Thursday, March 5, 2009

What's an NPE?

A Non-Paternal Event (NPE) is an instance where a child’s biological and social fathers are different. The old saying, "Mama’s baby, Daddy’s, maybe", sums up one view of this situation. This blog explores the different varieties of NPEs and their complexities -- including a child’s biological and social mother being different (with some recent novel variations).

If you are researching your family history, you may encounter situations that suggest that a child is not the son or daughter of the couple raising them as their own. One of my great-grandmother’s, for example, had three more children after her husband died but indicated in public records that he was the father of all three. Now the one born nine months after his death we can probably accept, but the next two are the results of NPEs.

Because of European surname inheritance customs that developed in the last 500 years or so an NPE is often seen as a mismatch between the child’s biological inheritance and their social father’s surname. There is a persistent concern among some genealogists with what’s been called blood inheritance. That is, the rejection or disregard of social inheritance and an insistence on actual biological inheritance as the only ‘true’ genealogical link.

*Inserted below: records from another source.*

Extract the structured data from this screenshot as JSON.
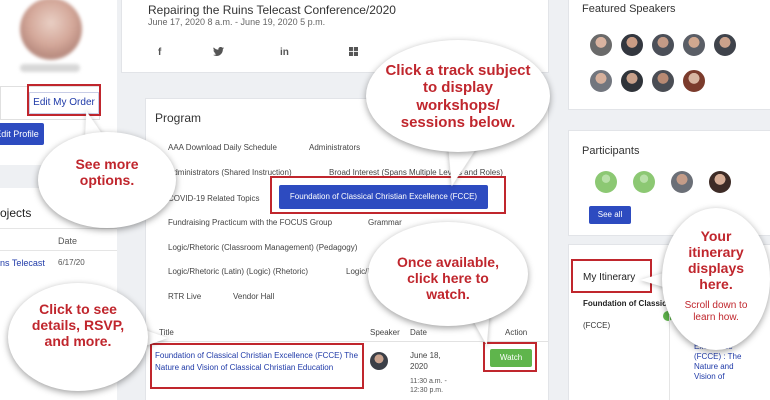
{
  "event": {
    "title": "Repairing the Ruins Telecast Conference/2020",
    "dates": "June 17, 2020 8 a.m. - June 19, 2020 5 p.m.",
    "share": [
      "f",
      "t",
      "in",
      "win"
    ]
  },
  "left": {
    "edit_order_label": "Edit My Order",
    "edit_profile_label": "Edit Profile",
    "projects_title": "ojects",
    "date_header": "Date",
    "project_name": "ns Telecast",
    "project_date": "6/17/20"
  },
  "program": {
    "title": "Program",
    "tracks": {
      "t1": "AAA Download Daily Schedule",
      "t2": "Administrators",
      "t3": "Administrators (Shared Instruction)",
      "t4": "Broad Interest (Spans Multiple Levels and Roles)",
      "t5": "COVID-19 Related Topics",
      "t6": "Foundation of Classical Christian Excellence (FCCE)",
      "t7": "Fundraising Practicum with the FOCUS Group",
      "t8": "Grammar",
      "t9": "Logic/Rhetoric (Classroom Management) (Pedagogy)",
      "t10": "Logic/Rhetoric (Latin) (Logic) (Rhetoric)",
      "t11": "Logic/R",
      "t12": "RTR Live",
      "t13": "Vendor Hall"
    },
    "table": {
      "col_title": "Title",
      "col_speaker": "Speaker",
      "col_date": "Date",
      "col_action": "Action"
    },
    "session": {
      "title": "Foundation of Classical Christian Excellence (FCCE) The Nature and Vision of Classical Christian Education",
      "date": "June 18, 2020",
      "time": "11:30 a.m. - 12:30 p.m.",
      "watch_label": "Watch"
    }
  },
  "sidebar": {
    "featured_title": "Featured Speakers",
    "participants_title": "Participants",
    "see_all_label": "See all",
    "itinerary_title": "My Itinerary",
    "itinerary_item": "Foundation of Classica",
    "itinerary_item2": "(FCCE)",
    "itinerary_link": "Excellence (FCCE) : The Nature and Vision of"
  },
  "callouts": {
    "track": "Click a track subject to display workshops/ sessions below.",
    "options": "See more options.",
    "watch": "Once available, click here to watch.",
    "details": "Click to see details, RSVP, and more.",
    "itinerary": "Your itinerary displays here.",
    "itinerary_sub": "Scroll down to learn how."
  },
  "colors": {
    "primary": "#2d4bc0",
    "watch": "#5fb54c",
    "highlight": "#c0262d",
    "link": "#1f3aa8"
  }
}
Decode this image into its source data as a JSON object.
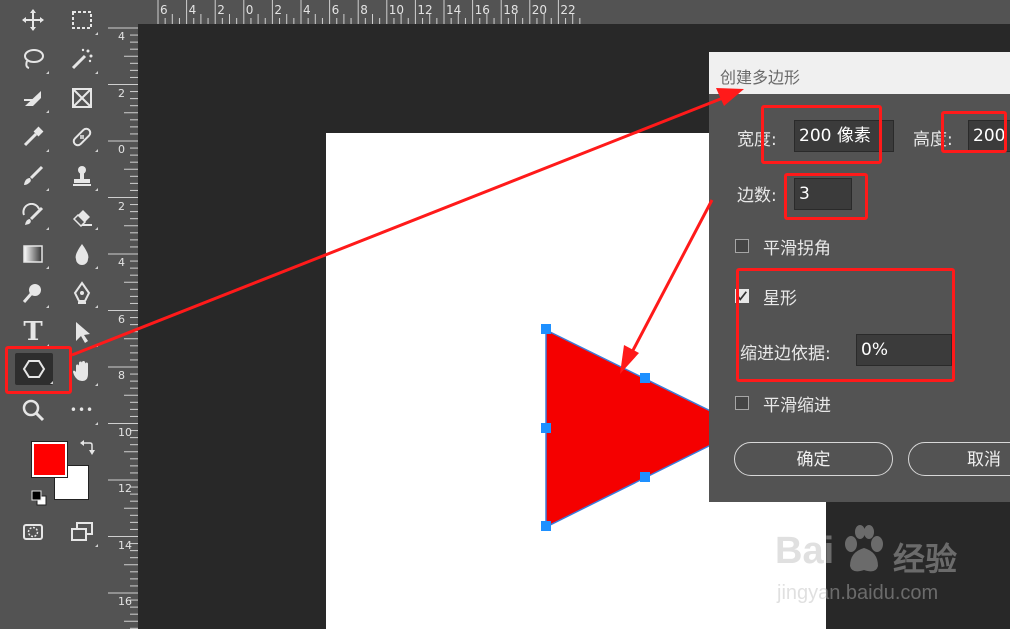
{
  "colors": {
    "foreground": "#ff0000",
    "background": "#ffffff",
    "annotation": "#ff1a1a",
    "shape_fill": "#f50000",
    "handle": "#1e90ff"
  },
  "toolbar": {
    "tools": [
      {
        "name": "move-tool-icon"
      },
      {
        "name": "marquee-tool-icon"
      },
      {
        "name": "lasso-tool-icon"
      },
      {
        "name": "magic-wand-tool-icon"
      },
      {
        "name": "crop-tool-icon"
      },
      {
        "name": "frame-tool-icon"
      },
      {
        "name": "eyedropper-tool-icon"
      },
      {
        "name": "healing-brush-tool-icon"
      },
      {
        "name": "brush-tool-icon"
      },
      {
        "name": "stamp-tool-icon"
      },
      {
        "name": "history-brush-tool-icon"
      },
      {
        "name": "eraser-tool-icon"
      },
      {
        "name": "gradient-tool-icon"
      },
      {
        "name": "blur-tool-icon"
      },
      {
        "name": "dodge-tool-icon"
      },
      {
        "name": "pen-tool-icon"
      },
      {
        "name": "type-tool-icon"
      },
      {
        "name": "path-selection-tool-icon"
      },
      {
        "name": "polygon-tool-icon"
      },
      {
        "name": "hand-tool-icon"
      },
      {
        "name": "zoom-tool-icon"
      },
      {
        "name": "more-tools-icon"
      }
    ],
    "type_tool_glyph": "T",
    "more_glyph": "•••"
  },
  "ruler": {
    "top_labels": [
      "6",
      "4",
      "2",
      "0",
      "2",
      "4",
      "6",
      "8",
      "10",
      "12",
      "14",
      "16",
      "18",
      "20",
      "22"
    ],
    "left_labels": [
      "4",
      "2",
      "0",
      "2",
      "4",
      "6",
      "8",
      "10",
      "12",
      "14",
      "16"
    ]
  },
  "dialog": {
    "title": "创建多边形",
    "width_label": "宽度:",
    "width_value": "200 像素",
    "height_label": "高度:",
    "height_value": "200",
    "sides_label": "边数:",
    "sides_value": "3",
    "smooth_corners_label": "平滑拐角",
    "smooth_corners_checked": false,
    "star_label": "星形",
    "star_checked": true,
    "indent_label": "缩进边依据:",
    "indent_value": "0%",
    "smooth_indent_label": "平滑缩进",
    "smooth_indent_checked": false,
    "ok_label": "确定",
    "cancel_label": "取消"
  },
  "watermark": {
    "brand_left": "Bai",
    "brand_right": "经验",
    "url": "jingyan.baidu.com"
  }
}
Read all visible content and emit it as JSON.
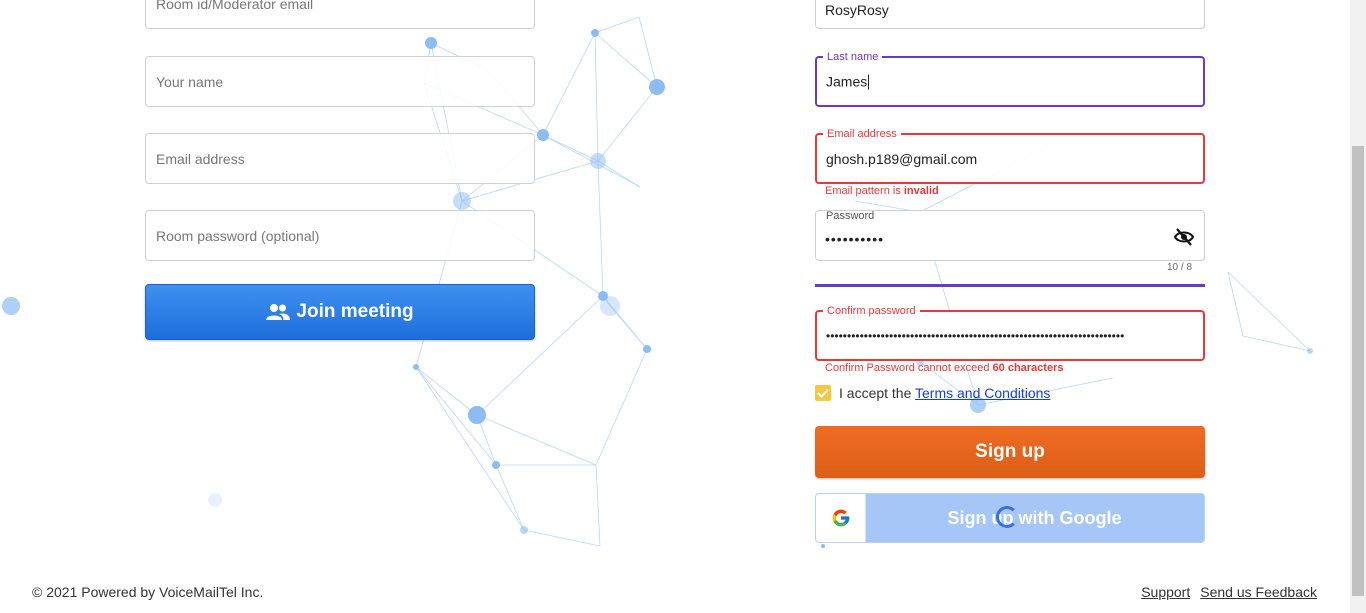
{
  "join": {
    "fields": [
      {
        "placeholder": "Room id/Moderator email"
      },
      {
        "placeholder": "Your name"
      },
      {
        "placeholder": "Email address"
      },
      {
        "placeholder": "Room password (optional)"
      }
    ],
    "join_button": "Join meeting"
  },
  "signup": {
    "first_name": {
      "value": "RosyRosy"
    },
    "last_name": {
      "label": "Last name",
      "value": "James"
    },
    "email": {
      "label": "Email address",
      "value": "ghosh.p189@gmail.com",
      "error_prefix": "Email pattern is ",
      "error_bold": "invalid"
    },
    "password": {
      "label": "Password",
      "value": "••••••••••",
      "counter": "10 / 8"
    },
    "confirm_password": {
      "label": "Confirm password",
      "value": "•••••••••••••••••••••••••••••••••••••••••••••••••••••••••••••••••••••••",
      "error_prefix": "Confirm Password cannot exceed ",
      "error_bold": "60 characters"
    },
    "terms": {
      "prefix": "I accept the ",
      "link": "Terms and Conditions",
      "checked": true
    },
    "signup_button": "Sign up",
    "google_button": "Sign up with Google"
  },
  "footer": {
    "copyright": "© 2021 Powered by VoiceMailTel Inc.",
    "support": "Support",
    "feedback": "Send us Feedback"
  },
  "colors": {
    "primary_blue": "#1e6edb",
    "signup_orange": "#e86520",
    "focus_purple": "#6a3ac0",
    "error_red": "#e23b3b"
  }
}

Although the family historian’s traditional methodology was limited to tracing the social family, there were some records, such as guardianships, adoptions and orders of support for children born out of wedlock that documented NPEs in the past. We now have the additional complication of DNA testing, which can show that various members or entire branches of a socially coherent family tree are, biologically at least, not related and thus the product of an NPE at some time in the past.

As I explore the NPE concept, I hope you will join in the discussion and provide examples from your own experience or family history that shed additional light on the subject.